Interconnects and Parallel Application Performance
For parallel applications, the interconnect influences:
- Scalability: how performance changes as you increase node count
- Communication/computation overlap: whether the network can keep up while computation continues
- Sensitivity to job placement: how much performance varies based on where your job runs
Patterns particularly sensitive to interconnect performance include:
- Global reductions (e.g., in iterative solvers)
- Nearest-neighbor exchanges (e.g., stencil codes)
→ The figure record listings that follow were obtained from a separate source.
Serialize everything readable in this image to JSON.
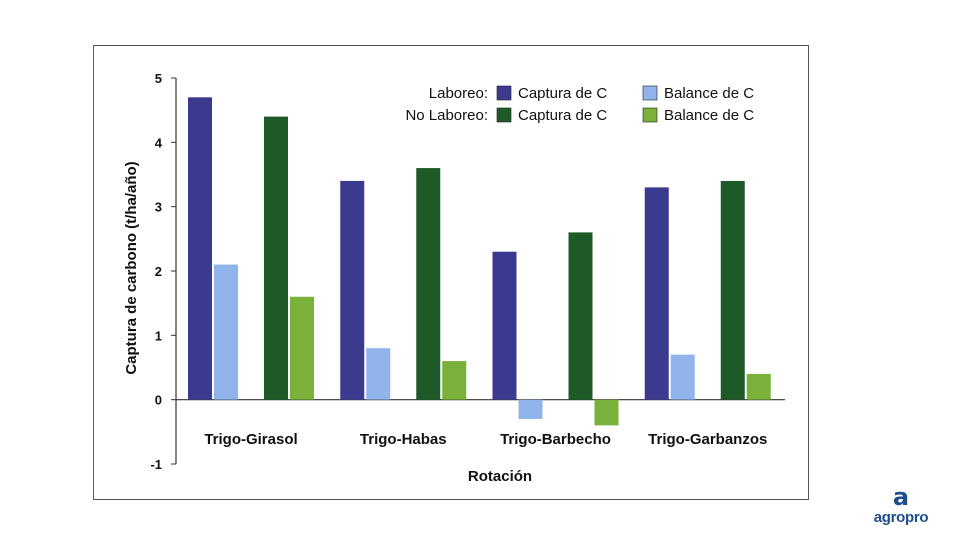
{
  "colors": {
    "laboreo_captura": "#3b3a8f",
    "laboreo_balance": "#8fb3ea",
    "no_laboreo_captura": "#1e5a28",
    "no_laboreo_balance": "#79b13a",
    "axis": "#333333"
  },
  "logo": {
    "mark": "a",
    "text": "agropro"
  },
  "legend": {
    "row1_label": "Laboreo:",
    "row2_label": "No Laboreo:",
    "captura": "Captura de C",
    "balance": "Balance de C"
  },
  "chart_data": {
    "type": "bar",
    "title": "",
    "xlabel": "Rotación",
    "ylabel": "Captura de carbono (t/ha/año)",
    "ylim": [
      -1,
      5
    ],
    "yticks": [
      "-1",
      "0",
      "1",
      "2",
      "3",
      "4",
      "5"
    ],
    "categories": [
      "Trigo-Girasol",
      "Trigo-Habas",
      "Trigo-Barbecho",
      "Trigo-Garbanzos"
    ],
    "series": [
      {
        "name": "Laboreo: Captura de C",
        "color_key": "laboreo_captura",
        "values": [
          4.7,
          3.4,
          2.3,
          3.3
        ]
      },
      {
        "name": "Laboreo: Balance de C",
        "color_key": "laboreo_balance",
        "values": [
          2.1,
          0.8,
          -0.3,
          0.7
        ]
      },
      {
        "name": "No Laboreo: Captura de C",
        "color_key": "no_laboreo_captura",
        "values": [
          4.4,
          3.6,
          2.6,
          3.4
        ]
      },
      {
        "name": "No Laboreo: Balance de C",
        "color_key": "no_laboreo_balance",
        "values": [
          1.6,
          0.6,
          -0.4,
          0.4
        ]
      }
    ],
    "legend_position": "top-right",
    "grid": false
  }
}
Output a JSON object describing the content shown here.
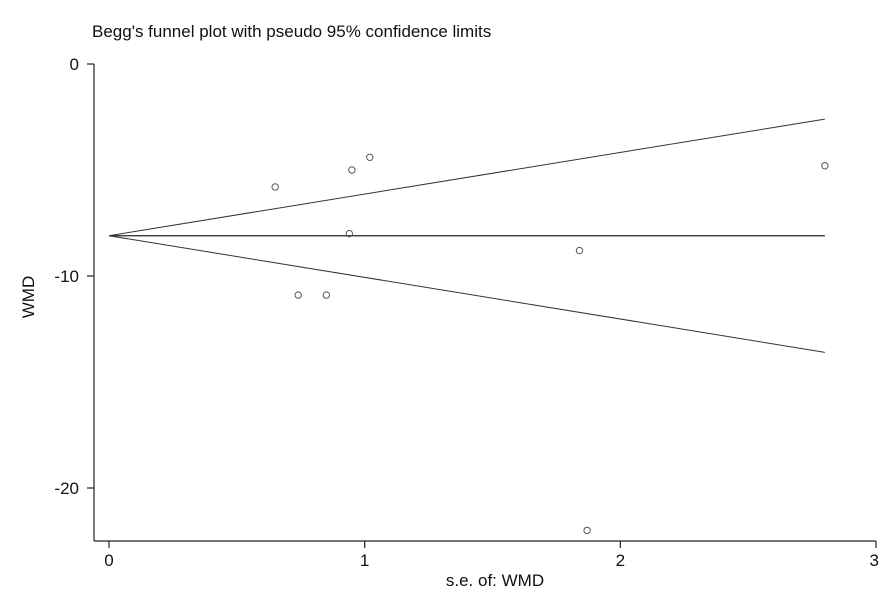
{
  "chart_data": {
    "type": "scatter",
    "title": "Begg's funnel plot with pseudo 95% confidence limits",
    "xlabel": "s.e. of: WMD",
    "ylabel": "WMD",
    "xlim": [
      0,
      3
    ],
    "ylim": [
      -22.5,
      0
    ],
    "xticks": [
      0,
      1,
      2,
      3
    ],
    "yticks": [
      0,
      -10,
      -20
    ],
    "grid": false,
    "legend": "none",
    "points": [
      {
        "x": 0.65,
        "y": -5.8
      },
      {
        "x": 0.95,
        "y": -5.0
      },
      {
        "x": 1.02,
        "y": -4.4
      },
      {
        "x": 0.94,
        "y": -8.0
      },
      {
        "x": 0.74,
        "y": -10.9
      },
      {
        "x": 0.85,
        "y": -10.9
      },
      {
        "x": 1.84,
        "y": -8.8
      },
      {
        "x": 1.87,
        "y": -22.0
      },
      {
        "x": 2.8,
        "y": -4.8
      }
    ],
    "pooled_estimate": -8.1,
    "pooled_line_x": [
      0,
      2.8
    ],
    "ci_upper": {
      "x": [
        0,
        2.8
      ],
      "y": [
        -8.1,
        -2.6
      ]
    },
    "ci_lower": {
      "x": [
        0,
        2.8
      ],
      "y": [
        -8.1,
        -13.6
      ]
    }
  }
}
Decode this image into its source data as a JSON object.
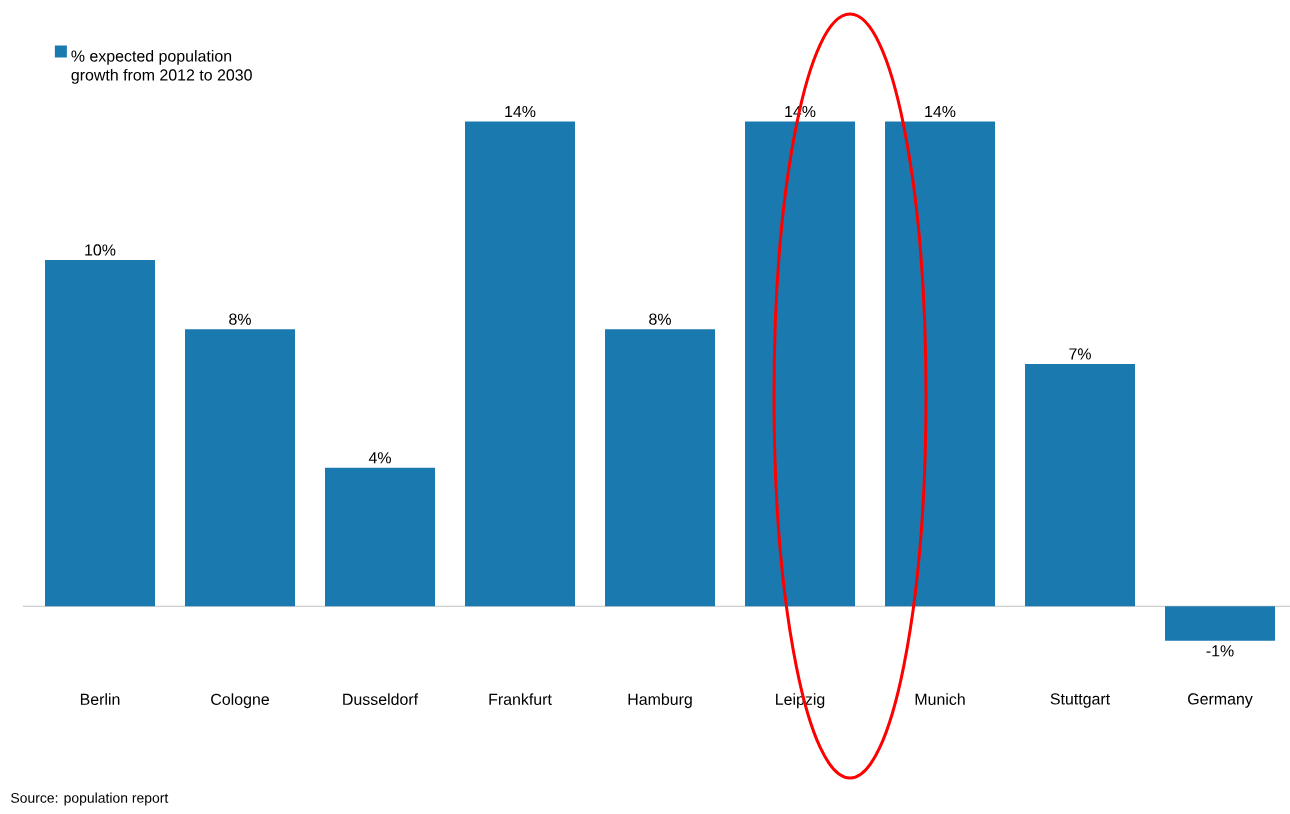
{
  "chart_data": {
    "type": "bar",
    "categories": [
      "Berlin",
      "Cologne",
      "Dusseldorf",
      "Frankfurt",
      "Hamburg",
      "Leipzig",
      "Munich",
      "Stuttgart",
      "Germany"
    ],
    "series": [
      {
        "name": "% expected population growth from 2012 to 2030",
        "color": "#1a7ab0",
        "values": [
          10,
          8,
          4,
          14,
          8,
          14,
          14,
          7,
          -1
        ],
        "value_labels": [
          "10%",
          "8%",
          "4%",
          "14%",
          "8%",
          "14%",
          "14%",
          "7%",
          "-1%"
        ]
      }
    ],
    "legend": "top left",
    "annotations": [
      "Source: population report"
    ]
  }
}
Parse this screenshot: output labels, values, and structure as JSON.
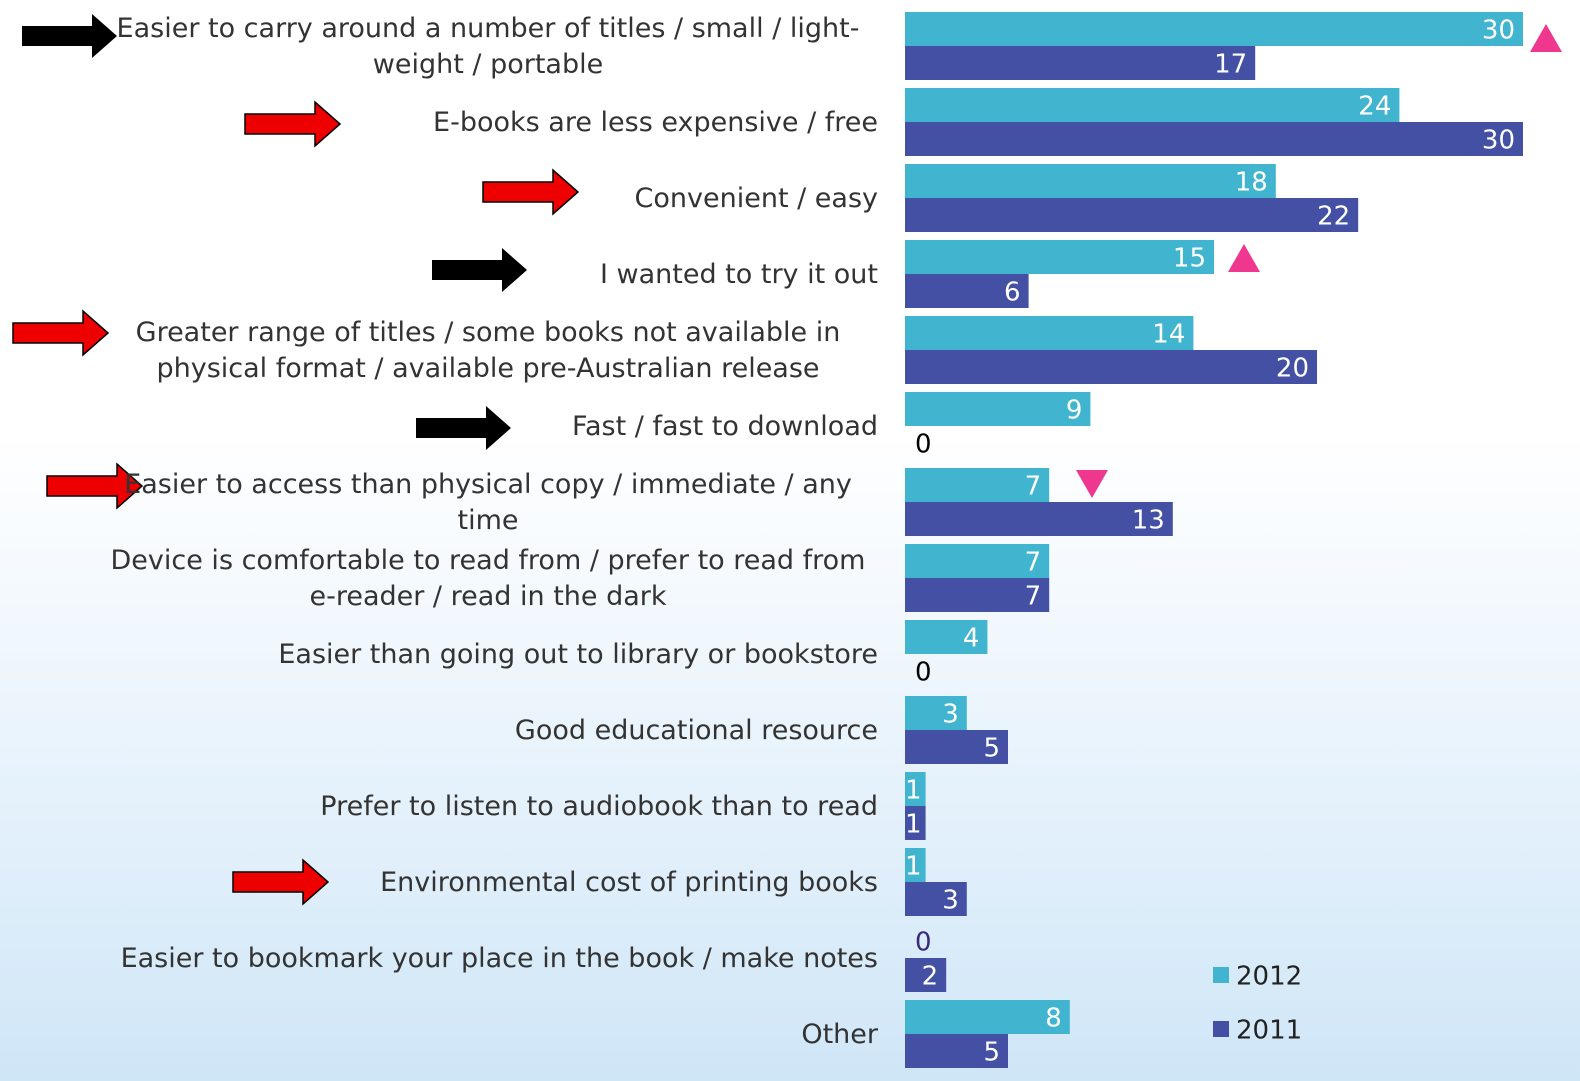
{
  "chart_data": {
    "type": "bar",
    "orientation": "horizontal",
    "categories": [
      "Easier to carry around a number of titles / small / light-weight / portable",
      "E-books are less expensive / free",
      "Convenient / easy",
      "I wanted to try it out",
      "Greater range of titles / some books not available in physical format / available pre-Australian release",
      "Fast / fast to download",
      "Easier to access than physical copy / immediate / any time",
      "Device is comfortable to read from / prefer to read from e-reader / read in the dark",
      "Easier than going out to library or bookstore",
      "Good educational resource",
      "Prefer to listen to audiobook than to read",
      "Environmental cost of printing books",
      "Easier to bookmark your place in the book / make notes",
      "Other"
    ],
    "series": [
      {
        "name": "2012",
        "color": "#41b4cf",
        "values": [
          30,
          24,
          18,
          15,
          14,
          9,
          7,
          7,
          4,
          3,
          1,
          1,
          0,
          8
        ]
      },
      {
        "name": "2011",
        "color": "#4350a3",
        "values": [
          17,
          30,
          22,
          6,
          20,
          0,
          13,
          7,
          0,
          5,
          1,
          3,
          2,
          5
        ]
      }
    ],
    "legend": "bottom-right"
  }
}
- All-to-all communication (e.g., FFT-based codes, some data redistribution steps)
In practice, you may see:
- Performance plateaus or degradation as node counts increase, limited by network
- Different scaling curves on systems with different interconnects
- Tuning advice that involves message sizes, communication frequency, and process layout based on interconnect characteristics
Practical User-Facing Aspects of Interconnects
As a user, you typically do not manage the interconnect directly, but it affects how you work:
- Job submission options
- Requests for node locality (e.g., same rack, same switch)
- Constraints based on which network a job should use (compute vs specialized fabrics)
- MPI and library configuration
- Choice of transport “backends” (e.g., different network drivers or providers)
- Environment variables to control how the library uses the interconnect (e.g., eager vs rendezvous thresholds, RDMA usage)
- Performance debugging
- Identifying when your job is network-bound rather than CPU-bound
- Recognizing symptoms of network congestion (e.g., inconsistent runtimes at larger scales)
You generally interact with the interconnect indirectly via:
- MPI, SHMEM, or other communication libraries
- Parallel filesystems that move data across the same or overlapping networks
- Job scheduler resource and placement policies
Understanding that a specialized interconnect exists—and that its characteristics matter—helps interpret performance results and informs how you design and scale your HPC workloads.